Dois e vinte

Andava na calçada, a camisa puída, sapatos foscos como ele mesmo era. Trazia uma pasta debaixo do braço, uma história, uma vida. Ao meu lado, uma mulher de decote exagerado comia salgadinho de milho e bebia coca-cola sem duvidar, seus dentes faziam um barulho violento de devoração – pus a mão no peito com um medo idiota que ela devorasse algo em mim. Enquanto isso eu observava o homem atravessar a rua, vindo distraído, sem qualquer arrogância, com aquele ar de ingenuidade ainda não amadurecida. Ele desviou do guarda que trazia a tiracolo uma arminha inofensiva – não fosse objeto de matar – e, tirando do bolso um bilhete, arreganhou os dentes. Parou diante do portão, o terminal lotado, os ônibus enlouquecidos com a loucura dos homens. O guarda desconfiou sem precisar mesmo de qualquer motivo, deu uns passos e, aproximando-se do homem fosco, interpelou-o. O homem, que era imberbe e por isso tinha a cara exposta, pareceu acuado, o sorriso de quando tirara o bilhete do bolso havia sumido.

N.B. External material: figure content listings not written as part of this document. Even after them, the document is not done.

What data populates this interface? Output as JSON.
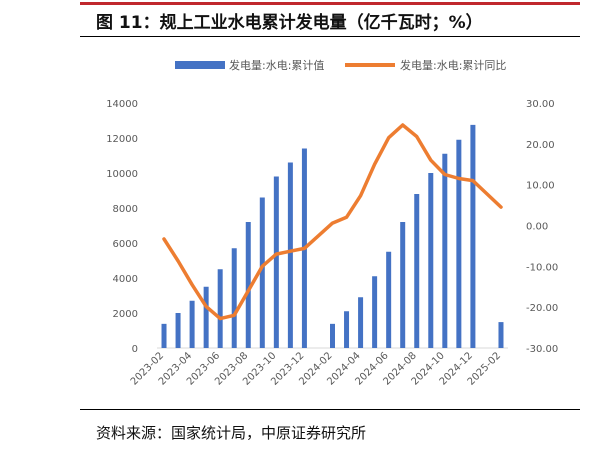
{
  "title": "图 11：规上工业水电累计发电量（亿千瓦时；%）",
  "source": "资料来源：国家统计局，中原证券研究所",
  "colors": {
    "bar": "#4472c4",
    "line": "#ed7d31",
    "axis_text": "#595959",
    "accent_rule": "#c0282d"
  },
  "chart_data": {
    "type": "bar+line",
    "categories": [
      "2023-02",
      "2023-03",
      "2023-04",
      "2023-05",
      "2023-06",
      "2023-07",
      "2023-08",
      "2023-09",
      "2023-10",
      "2023-11",
      "2023-12",
      "2024-01",
      "2024-02",
      "2024-03",
      "2024-04",
      "2024-05",
      "2024-06",
      "2024-07",
      "2024-08",
      "2024-09",
      "2024-10",
      "2024-11",
      "2024-12",
      "2025-01",
      "2025-02"
    ],
    "tick_labels": [
      "2023-02",
      "2023-04",
      "2023-06",
      "2023-08",
      "2023-10",
      "2023-12",
      "2024-02",
      "2024-04",
      "2024-06",
      "2024-08",
      "2024-10",
      "2024-12",
      "2025-02"
    ],
    "series": [
      {
        "name": "发电量:水电:累计值",
        "type": "bar",
        "axis": "left",
        "values": [
          1380,
          2000,
          2700,
          3500,
          4500,
          5700,
          7200,
          8600,
          9800,
          10600,
          11400,
          null,
          1380,
          2100,
          2900,
          4100,
          5500,
          7200,
          8800,
          10000,
          11100,
          11900,
          12750,
          null,
          1480
        ]
      },
      {
        "name": "发电量:水电:累计同比",
        "type": "line",
        "axis": "right",
        "values": [
          -3.3,
          -8.7,
          -14.5,
          -19.8,
          -22.8,
          -22.0,
          -16.0,
          -10.0,
          -7.0,
          -6.3,
          -5.6,
          null,
          0.6,
          2.0,
          7.3,
          15.0,
          21.5,
          24.6,
          21.8,
          16.0,
          12.5,
          11.5,
          11.0,
          null,
          4.5
        ]
      }
    ],
    "y_left": {
      "min": 0,
      "max": 14000,
      "ticks": [
        "0",
        "2000",
        "4000",
        "6000",
        "8000",
        "10000",
        "12000",
        "14000"
      ]
    },
    "y_right": {
      "min": -30,
      "max": 30,
      "ticks": [
        "-30.00",
        "-20.00",
        "-10.00",
        "0.00",
        "10.00",
        "20.00",
        "30.00"
      ]
    },
    "legend_position": "top",
    "grid": false
  }
}
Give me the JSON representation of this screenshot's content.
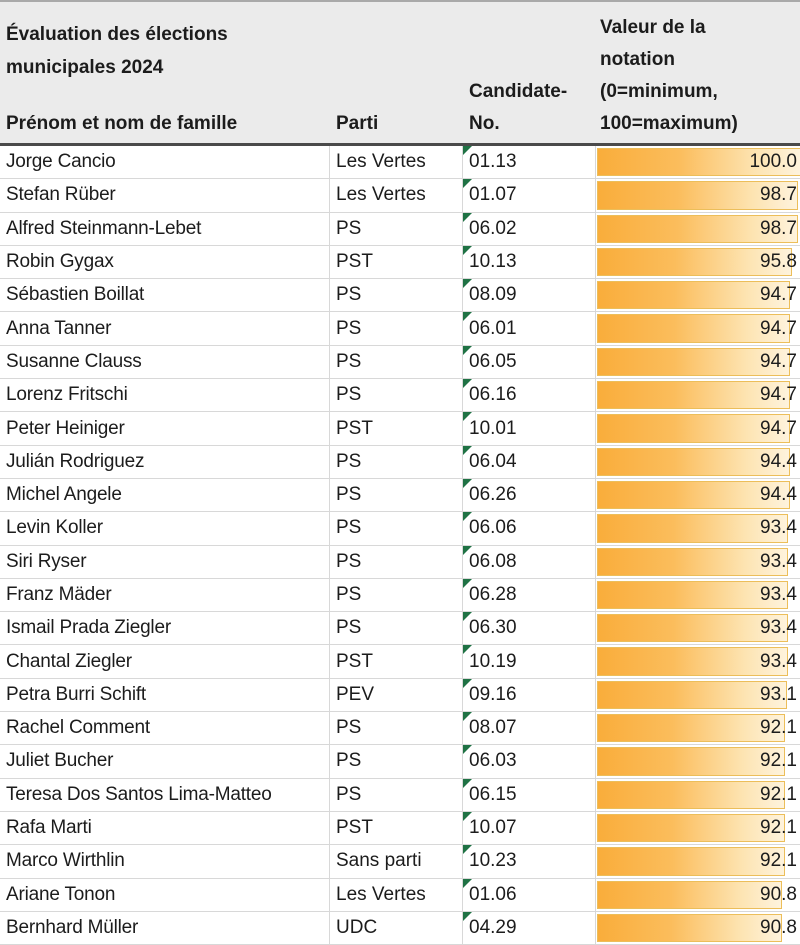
{
  "sheet": {
    "title": "Évaluation des élections municipales 2024",
    "columns": [
      "Prénom et nom de famille",
      "Parti",
      "Candidate-No.",
      "Valeur de la notation (0=minimum, 100=maximum)"
    ],
    "rating_scale": {
      "min": 0,
      "max": 100
    },
    "colors": {
      "header_bg": "#ebebeb",
      "gridline": "#d8d8d8",
      "bar_fill_start": "#f9ad3b",
      "bar_fill_end": "#fef3dd",
      "bar_border": "#ecbe5a",
      "error_triangle": "#1f7244"
    },
    "rows": [
      {
        "name": "Jorge Cancio",
        "party": "Les Vertes",
        "no": "01.13",
        "value": "100.0"
      },
      {
        "name": "Stefan Rüber",
        "party": "Les Vertes",
        "no": "01.07",
        "value": "98.7"
      },
      {
        "name": "Alfred Steinmann-Lebet",
        "party": "PS",
        "no": "06.02",
        "value": "98.7"
      },
      {
        "name": "Robin Gygax",
        "party": "PST",
        "no": "10.13",
        "value": "95.8"
      },
      {
        "name": "Sébastien Boillat",
        "party": "PS",
        "no": "08.09",
        "value": "94.7"
      },
      {
        "name": "Anna Tanner",
        "party": "PS",
        "no": "06.01",
        "value": "94.7"
      },
      {
        "name": "Susanne Clauss",
        "party": "PS",
        "no": "06.05",
        "value": "94.7"
      },
      {
        "name": "Lorenz Fritschi",
        "party": "PS",
        "no": "06.16",
        "value": "94.7"
      },
      {
        "name": "Peter Heiniger",
        "party": "PST",
        "no": "10.01",
        "value": "94.7"
      },
      {
        "name": "Julián Rodriguez",
        "party": "PS",
        "no": "06.04",
        "value": "94.4"
      },
      {
        "name": "Michel Angele",
        "party": "PS",
        "no": "06.26",
        "value": "94.4"
      },
      {
        "name": "Levin Koller",
        "party": "PS",
        "no": "06.06",
        "value": "93.4"
      },
      {
        "name": "Siri Ryser",
        "party": "PS",
        "no": "06.08",
        "value": "93.4"
      },
      {
        "name": "Franz Mäder",
        "party": "PS",
        "no": "06.28",
        "value": "93.4"
      },
      {
        "name": "Ismail Prada Ziegler",
        "party": "PS",
        "no": "06.30",
        "value": "93.4"
      },
      {
        "name": "Chantal Ziegler",
        "party": "PST",
        "no": "10.19",
        "value": "93.4"
      },
      {
        "name": "Petra Burri Schift",
        "party": "PEV",
        "no": "09.16",
        "value": "93.1"
      },
      {
        "name": "Rachel Comment",
        "party": "PS",
        "no": "08.07",
        "value": "92.1"
      },
      {
        "name": "Juliet Bucher",
        "party": "PS",
        "no": "06.03",
        "value": "92.1"
      },
      {
        "name": "Teresa Dos Santos Lima-Matteo",
        "party": "PS",
        "no": "06.15",
        "value": "92.1"
      },
      {
        "name": "Rafa Marti",
        "party": "PST",
        "no": "10.07",
        "value": "92.1"
      },
      {
        "name": "Marco Wirthlin",
        "party": "Sans parti",
        "no": "10.23",
        "value": "92.1"
      },
      {
        "name": "Ariane Tonon",
        "party": "Les Vertes",
        "no": "01.06",
        "value": "90.8"
      },
      {
        "name": "Bernhard Müller",
        "party": "UDC",
        "no": "04.29",
        "value": "90.8"
      }
    ]
  }
}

O guarda o dispensou, sem sequer tocá-lo – acredito que por medo, afinal tocar o desconhecido é despertar a intimidade da qual tanto fugimos, talvez tocar o próprio medo, enfim. O homem relutou, quis entrar no terminal mesmo contra a vontade do guarda. Então começou a confusão, as pessoas voltaram-se para olhar, espiar, caçoar, julgar, acusar, expulsar. Outros homens uniram-se ao guarda, foram para cima do homem fosco. Surraram-no como não fariam a um vira-lata. Mulheres gritavam satisfeitas e crianças pateavam como se estivessem num circo, cuja lona cobre nossas cabeças e encobre algo obscuro.

O homem foi retirado do terminal sem nem mesmo ter entrado. O guarda, com a prepotência que não lhe é genuína – embora ele insista – gritou, enquanto o homem era levado por outros até o outro lado da rua: A passagem é 2,20, ora! Então eu compreendi. 2,20 é o preço do medo, da prepotência, da anulação, da humilhação, da violência, da ingenuidade, da intimidade – da intimidade? Aquele bilhete que o homem tirara do bolso, a pasta que ele trazia debaixo do braço... ele iria a algum lugar, certamente, mas não o deixaram. Sua camisa estava velha demais, seus sapatos gastos, ele parecia cansado, eu lembro. Por não ter o tostão da passagem, não apenas não chegaria ao seu destino como fora renegado a ele um destino maior e comum: ser. A mulher ao meu lado pareceu satisfeita: Tem muita gente malandra nesse mundo, ela disse olhando-me. Eu, tudo que quis, foi abraçá-la. Fui para cima dela com um amor quase indomável, até lhe dei um beijo no pescoço. Ela não entendeu e desceu do ônibus me chamando de louca.